2. The right to fair returns for
farmers: Rural America will be crushed under Trump’s trade wars
and corporate monopolies. Democrats must
champion sustainable agriculture, fair trade,
and protections for small farmers. Let’s
remind these communities who’s really fighting
for them.
3. The right to a decent home: Trump will be slashing affordable housing programs,
pushing millions closer to homelessness. Our
platform must demand rent stabilization,
protections against predatory lending, and a
national housing strategy prioritizing
affordability.
4. The right to medical care: Trump’s relentless attacks on the Affordable Care Act
and refusal to address the opioid crisis have
left millions without healthcare. Universal
healthcare isn’t a luxury - it’s a moral
imperative.
5. The right to economic security: With Trump targeting Social Security and Medicare,
millions of Americans face uncertainty. We
must protect the social safety net and expand
protections for the most vulnerable.
6. The right to a good education: Trump’s war on public education - through voucher
programs and funding cuts - is a direct attack
on future generations. Democrats must demand
universal access to quality education from
early childhood through college.
FDR’s words echo loudly now: “We cannot be content, no matter
how high that general standard of living may
be, if some fraction of our people - whether
it be one-third or one-fifth or one-tenth -
is ill-fed, ill-clothed, ill-housed, and
insecure.” These rights aren’t radical; they’re foundational to a
functioning democracy.
The stakes couldn’t be higher.
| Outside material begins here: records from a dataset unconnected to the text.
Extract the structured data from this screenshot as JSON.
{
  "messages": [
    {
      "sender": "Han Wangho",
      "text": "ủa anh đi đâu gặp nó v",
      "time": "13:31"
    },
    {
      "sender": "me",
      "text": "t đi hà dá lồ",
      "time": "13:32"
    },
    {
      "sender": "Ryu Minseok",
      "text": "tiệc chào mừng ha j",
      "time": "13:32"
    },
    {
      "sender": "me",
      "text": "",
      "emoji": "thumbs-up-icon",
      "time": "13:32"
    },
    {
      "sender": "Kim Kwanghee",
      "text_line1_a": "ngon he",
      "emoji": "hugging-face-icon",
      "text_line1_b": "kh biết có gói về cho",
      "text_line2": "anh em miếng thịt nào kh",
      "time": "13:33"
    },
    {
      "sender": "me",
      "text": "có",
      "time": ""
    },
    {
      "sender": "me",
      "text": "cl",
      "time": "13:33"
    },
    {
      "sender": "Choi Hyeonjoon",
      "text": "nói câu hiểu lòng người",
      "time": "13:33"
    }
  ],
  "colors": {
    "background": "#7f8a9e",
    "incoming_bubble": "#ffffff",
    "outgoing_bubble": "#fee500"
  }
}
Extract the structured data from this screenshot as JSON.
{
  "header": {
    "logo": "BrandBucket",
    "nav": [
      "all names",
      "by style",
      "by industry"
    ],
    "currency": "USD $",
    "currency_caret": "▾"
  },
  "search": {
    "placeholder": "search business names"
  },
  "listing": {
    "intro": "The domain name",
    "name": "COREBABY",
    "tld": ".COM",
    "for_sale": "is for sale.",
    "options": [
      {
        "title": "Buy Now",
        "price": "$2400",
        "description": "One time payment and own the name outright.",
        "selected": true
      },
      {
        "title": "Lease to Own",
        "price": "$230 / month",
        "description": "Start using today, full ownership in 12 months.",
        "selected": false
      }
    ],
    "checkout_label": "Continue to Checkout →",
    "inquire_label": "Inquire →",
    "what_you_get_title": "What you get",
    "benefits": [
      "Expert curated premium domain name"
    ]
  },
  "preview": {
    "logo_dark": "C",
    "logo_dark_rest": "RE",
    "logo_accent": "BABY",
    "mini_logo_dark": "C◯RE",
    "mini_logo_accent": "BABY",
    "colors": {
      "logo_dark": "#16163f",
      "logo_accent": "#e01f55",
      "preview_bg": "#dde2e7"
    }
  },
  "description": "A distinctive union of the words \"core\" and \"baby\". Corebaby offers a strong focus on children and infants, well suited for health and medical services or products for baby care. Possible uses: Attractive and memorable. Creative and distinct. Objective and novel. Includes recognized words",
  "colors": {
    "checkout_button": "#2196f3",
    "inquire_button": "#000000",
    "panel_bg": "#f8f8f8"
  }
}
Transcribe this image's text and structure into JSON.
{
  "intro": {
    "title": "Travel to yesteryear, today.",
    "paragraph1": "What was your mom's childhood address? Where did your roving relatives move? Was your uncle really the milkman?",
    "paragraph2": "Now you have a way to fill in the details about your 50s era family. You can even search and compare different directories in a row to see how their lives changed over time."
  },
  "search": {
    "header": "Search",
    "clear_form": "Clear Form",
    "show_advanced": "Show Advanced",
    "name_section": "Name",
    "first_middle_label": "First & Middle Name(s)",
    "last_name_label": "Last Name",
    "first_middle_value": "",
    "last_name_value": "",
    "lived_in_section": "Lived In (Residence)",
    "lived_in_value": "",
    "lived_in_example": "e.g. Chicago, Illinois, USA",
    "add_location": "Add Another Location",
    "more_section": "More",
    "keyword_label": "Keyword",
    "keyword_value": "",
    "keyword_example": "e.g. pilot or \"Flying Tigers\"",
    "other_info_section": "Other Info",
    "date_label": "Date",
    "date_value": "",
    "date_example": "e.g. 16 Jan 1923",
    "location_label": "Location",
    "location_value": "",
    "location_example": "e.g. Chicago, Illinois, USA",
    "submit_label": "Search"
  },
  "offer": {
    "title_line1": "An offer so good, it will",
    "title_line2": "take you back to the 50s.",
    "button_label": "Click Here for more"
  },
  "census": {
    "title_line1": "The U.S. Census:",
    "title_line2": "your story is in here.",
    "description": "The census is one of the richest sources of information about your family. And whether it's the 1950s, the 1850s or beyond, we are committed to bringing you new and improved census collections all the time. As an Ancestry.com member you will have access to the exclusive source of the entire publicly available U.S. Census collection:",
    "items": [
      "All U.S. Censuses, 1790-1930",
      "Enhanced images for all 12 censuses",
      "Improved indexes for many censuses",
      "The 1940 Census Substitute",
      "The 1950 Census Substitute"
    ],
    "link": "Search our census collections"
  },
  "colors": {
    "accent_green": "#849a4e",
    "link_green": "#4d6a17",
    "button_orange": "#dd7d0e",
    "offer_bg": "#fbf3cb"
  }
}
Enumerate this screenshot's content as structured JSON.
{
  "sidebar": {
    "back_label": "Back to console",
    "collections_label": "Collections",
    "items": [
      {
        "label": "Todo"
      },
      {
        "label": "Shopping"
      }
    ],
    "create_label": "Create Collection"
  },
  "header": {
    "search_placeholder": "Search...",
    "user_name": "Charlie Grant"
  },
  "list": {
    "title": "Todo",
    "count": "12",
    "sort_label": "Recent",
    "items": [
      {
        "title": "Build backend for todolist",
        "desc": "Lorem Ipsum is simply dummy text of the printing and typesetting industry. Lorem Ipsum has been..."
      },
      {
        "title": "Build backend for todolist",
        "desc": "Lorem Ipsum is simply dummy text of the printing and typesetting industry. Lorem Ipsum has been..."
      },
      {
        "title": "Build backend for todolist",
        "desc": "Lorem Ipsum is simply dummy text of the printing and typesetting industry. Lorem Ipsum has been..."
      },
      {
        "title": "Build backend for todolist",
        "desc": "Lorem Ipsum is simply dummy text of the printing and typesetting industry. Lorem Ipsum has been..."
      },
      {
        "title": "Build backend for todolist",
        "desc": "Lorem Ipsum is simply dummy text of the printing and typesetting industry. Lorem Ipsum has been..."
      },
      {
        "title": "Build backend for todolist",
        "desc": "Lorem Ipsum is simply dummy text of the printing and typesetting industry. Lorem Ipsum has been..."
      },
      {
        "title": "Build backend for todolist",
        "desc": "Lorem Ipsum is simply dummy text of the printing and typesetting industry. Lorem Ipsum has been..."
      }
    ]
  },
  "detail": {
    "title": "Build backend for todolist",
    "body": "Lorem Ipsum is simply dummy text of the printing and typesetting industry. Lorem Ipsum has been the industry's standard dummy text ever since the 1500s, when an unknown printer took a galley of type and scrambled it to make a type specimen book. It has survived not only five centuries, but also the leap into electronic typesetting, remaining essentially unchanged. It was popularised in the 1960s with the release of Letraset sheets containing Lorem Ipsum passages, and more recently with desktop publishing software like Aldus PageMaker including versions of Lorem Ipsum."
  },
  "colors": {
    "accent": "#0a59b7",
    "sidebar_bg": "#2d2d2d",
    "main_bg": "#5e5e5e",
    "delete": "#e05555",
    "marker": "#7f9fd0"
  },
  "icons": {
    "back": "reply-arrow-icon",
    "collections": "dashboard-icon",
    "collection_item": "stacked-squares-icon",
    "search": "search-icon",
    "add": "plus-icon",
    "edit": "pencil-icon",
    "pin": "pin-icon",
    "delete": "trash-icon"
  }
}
Trump’s America is a
dystopia in the making, and the clock is
ticking. If we fail to rise to this moment,
history will not remember us as the party of resistance but as the party of irrelevance. Let this be the moment we rise - not as fractured
idealists, but as a united force ready to
reclaim the legitimate promise of liberty,
justice, freedom and equality. The core
elements of a civilization all human beings
crave. The time for lofty debates is over.
It’s time to fight - to save democracy, to
save the planet, and to save ourselves.